1:23pm – Anthea wants the gallery to be as accessible as possible and recommends summarizing the content of the digital documents. She checks the original description of each ‘digital archive’ against a quick scan of its transcription. Where the explanation is insufficient she adds a one-two sentence explanation so a web visitor will know, in an instant, what it is they are about to view before they reach the end of the page.
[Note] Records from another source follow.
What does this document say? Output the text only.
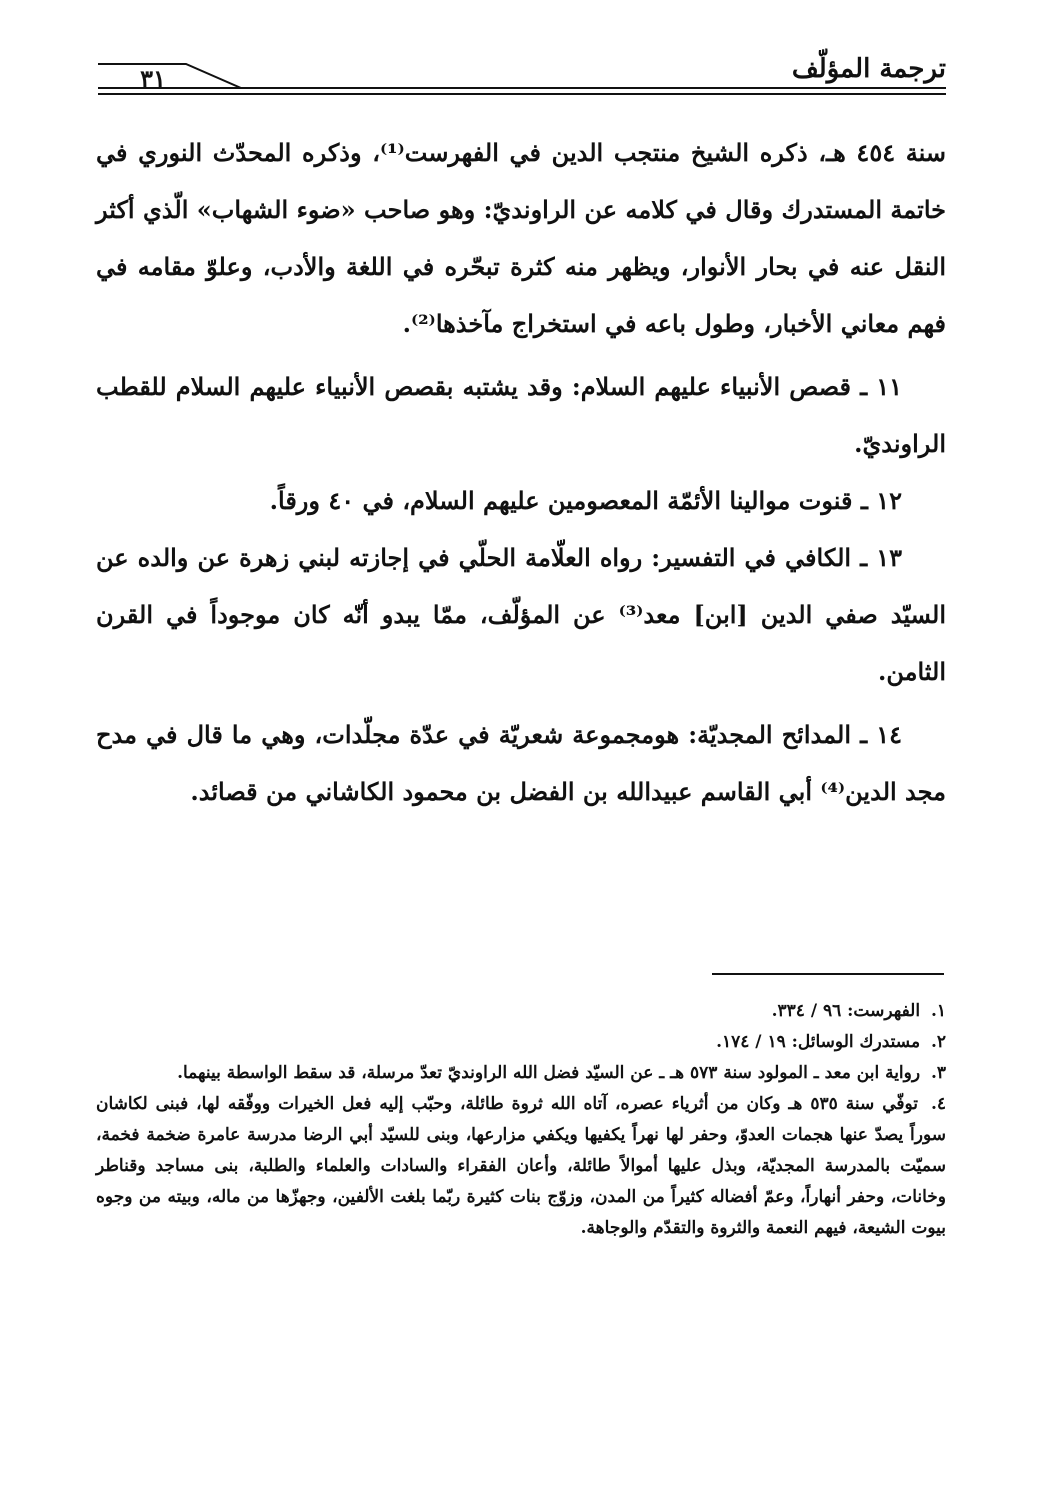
٣١	ترجمة المؤلّف

سنة ٤٥٤ هـ، ذكره الشيخ منتجب الدين في الفهرست⁽¹⁾، وذكره المحدّث النوري في خاتمة المستدرك وقال في كلامه عن الراونديّ: وهو صاحب «ضوء الشهاب» الّذي أكثر النقل عنه في بحار الأنوار، ويظهر منه كثرة تبحّره في اللغة والأدب، وعلوّ مقامه في فهم معاني الأخبار، وطول باعه في استخراج مآخذها⁽²⁾.

١١ ـ قصص الأنبياء عليهم السلام: وقد يشتبه بقصص الأنبياء عليهم السلام للقطب الراونديّ.

١٢ ـ قنوت موالينا الأئمّة المعصومين عليهم السلام، في ٤٠ ورقاً.

١٣ ـ الكافي في التفسير: رواه العلّامة الحلّي في إجازته لبني زهرة عن والده عن السيّد صفي الدين [ابن] معد⁽³⁾ عن المؤلّف، ممّا يبدو أنّه كان موجوداً في القرن الثامن.

١٤ ـ المدائح المجديّة: هومجموعة شعريّة في عدّة مجلّدات، وهي ما قال في مدح مجد الدين⁽⁴⁾ أبي القاسم عبيدالله بن الفضل بن محمود الكاشاني من قصائد.

١. الفهرست: ٩٦ / ٣٣٤.

٢. مستدرك الوسائل: ١٩ / ١٧٤.

٣. رواية ابن معد ـ المولود سنة ٥٧٣ هـ ـ عن السيّد فضل الله الراونديّ تعدّ مرسلة، قد سقط الواسطة بينهما.

٤. توفّي سنة ٥٣٥ هـ وكان من أثرياء عصره، آتاه الله ثروة طائلة، وحبّب إليه فعل الخيرات ووفّقه لها، فبنى لكاشان سوراً يصدّ عنها هجمات العدوّ، وحفر لها نهراً يكفيها ويكفي مزارعها، وبنى للسيّد أبي الرضا مدرسة عامرة ضخمة فخمة، سميّت بالمدرسة المجديّة، وبذل عليها أموالاً طائلة، وأعان الفقراء والسادات والعلماء والطلبة، بنى مساجد وقناطر وخانات، وحفر أنهاراً، وعمّ أفضاله كثيراً من المدن، وزوّج بنات كثيرة ربّما بلغت الألفين، وجهزّها من ماله، وبيته من وجوه بيوت الشيعة، فيهم النعمة والثروة والتقدّم والوجاهة.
4. Include all citations and link to other galleries
2:06pm – So it’s not just about making me the gallery look good, after all. The “Exhibition Committee” wants to make it useful, too. All the citations are included with the descriptions and summaries. This applies not only to the digital images other agencies have given State Records permission to use but also to the State Records material. Each document includes the series number, item number, title and description, date – whatever helps a web visitor find their way back to the original document.
A tip to remember: link out to similar online galleries. Your gallery is only part of the picture.
5. Promote your gallery
3:33pm – I follow, from the inside, as the “Exhibition Committee” checks the progress of the gallery and provides feedback to the developer. As minor changes are made and content is finalised the gallery, currently in draft form, is published to the live site. Anthea, who has already mentioned the new gallery on Twitter and Facebook sets up a newsflash to appear on January 1 to officially promote the gallery. Its impending appearance was also mentioned in the December issue of the popular Now&Then eNewsletter.
3:45pm – The “Exhibition Committee” receives news from Christine Yeats that she applied for and received official endorsement from the Macquarie 2010 Committee and the official Macquarie logo is added to the gallery.
3:56pm – What next? Christine suggests that every month a different document be featured via a newsflash to keep the gallery relevant to web visitors throughout the year.